Dieses und das angefochtene Urteil sind vorläufig vollstreckbar.
Der Beklagte darf die Vollstreckung abwenden durch Sicherheitsleistung in Höhe von 110 % des aufgrund des Urteils vollstreckbaren Betrages, wenn nicht die Klägerin vor der Vollstreckung Sicherheit in Höhe von 110 % des jeweils zu vollstreckenden Betrages leistet.
Gründe
I. Die Klägerin macht Schadensersatz- und Schmerzensgeldansprüche aus einem Verkehrsunfallereignis vom 09.09.20... geltend, an dem sie und der im Unfallzeitpunkt 11-jährige Beklagte als Fahrradfahrer beteiligt waren.
Durch das angefochtene Urteil, auf das gem. § 540 ZPO verwiesen wird, soweit sich aus dem Nachstehenden nichts Anderes ergibt, hat das LG der Klage ganz überwiegend stattgegeben.

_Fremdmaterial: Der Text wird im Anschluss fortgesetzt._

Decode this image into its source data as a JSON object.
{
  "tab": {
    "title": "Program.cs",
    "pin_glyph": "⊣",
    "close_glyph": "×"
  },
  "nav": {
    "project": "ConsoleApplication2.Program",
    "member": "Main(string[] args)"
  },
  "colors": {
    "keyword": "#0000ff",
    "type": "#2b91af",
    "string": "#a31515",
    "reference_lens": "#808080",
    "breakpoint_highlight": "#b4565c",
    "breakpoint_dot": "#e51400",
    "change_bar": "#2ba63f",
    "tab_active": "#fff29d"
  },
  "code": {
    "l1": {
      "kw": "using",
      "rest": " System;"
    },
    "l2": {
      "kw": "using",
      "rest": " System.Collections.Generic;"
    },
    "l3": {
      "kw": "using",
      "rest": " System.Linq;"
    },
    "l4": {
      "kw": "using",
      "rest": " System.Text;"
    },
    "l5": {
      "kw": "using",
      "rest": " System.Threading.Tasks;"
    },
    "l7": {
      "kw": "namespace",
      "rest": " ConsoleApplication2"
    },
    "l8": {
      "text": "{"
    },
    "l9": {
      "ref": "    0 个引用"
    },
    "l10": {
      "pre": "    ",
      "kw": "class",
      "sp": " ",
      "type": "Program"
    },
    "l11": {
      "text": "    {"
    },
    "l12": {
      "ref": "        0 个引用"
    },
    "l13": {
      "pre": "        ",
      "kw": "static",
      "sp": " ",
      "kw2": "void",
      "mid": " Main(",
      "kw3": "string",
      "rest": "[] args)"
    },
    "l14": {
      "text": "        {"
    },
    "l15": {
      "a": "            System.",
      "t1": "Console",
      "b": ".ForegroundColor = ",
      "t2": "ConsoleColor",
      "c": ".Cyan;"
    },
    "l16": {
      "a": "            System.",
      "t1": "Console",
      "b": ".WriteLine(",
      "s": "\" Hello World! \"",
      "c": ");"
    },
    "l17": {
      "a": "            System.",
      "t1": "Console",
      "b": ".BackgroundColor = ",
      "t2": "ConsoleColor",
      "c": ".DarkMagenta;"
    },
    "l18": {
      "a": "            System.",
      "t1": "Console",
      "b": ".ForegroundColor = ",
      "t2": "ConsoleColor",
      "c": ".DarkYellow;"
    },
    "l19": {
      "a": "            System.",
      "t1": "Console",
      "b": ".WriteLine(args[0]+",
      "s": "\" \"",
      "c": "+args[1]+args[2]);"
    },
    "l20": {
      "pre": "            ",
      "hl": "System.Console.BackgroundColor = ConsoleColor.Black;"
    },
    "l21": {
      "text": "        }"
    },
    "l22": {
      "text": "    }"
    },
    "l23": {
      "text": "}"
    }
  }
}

Mit seiner Berufung verfolgt der inzwischen volljährige Beklagte seine ursprünglichen Anträge auf Klageabweisung aus erster Instanz weiter. Er ist weiterhin der Ansicht, er hafte der Klägerin nicht auf Schadensersatz und Schmerzensgeld, weil der Unfall allein, oder jedenfalls ganz überwiegend, von der Klägerin verschuldet worden sei. Er habe auf dem Gehweg der M'er Straße die Einmündung der K-straße noch vor der von links herannahenden Klägerin passieren wollen, was ohne Probleme möglich gewesen sei. Nur wegen eines aus der gleichen Richtung schnell herannahenden PKW habe er im Einmündungsbereich anhalten müssen. Die Klägerin sei infolge Unaufmerksamkeit und weil - unstreitig - die Vorderradbremse ihres Fahrrades ohne Funktion gewesen sei, in sein querendes Rad gefahren.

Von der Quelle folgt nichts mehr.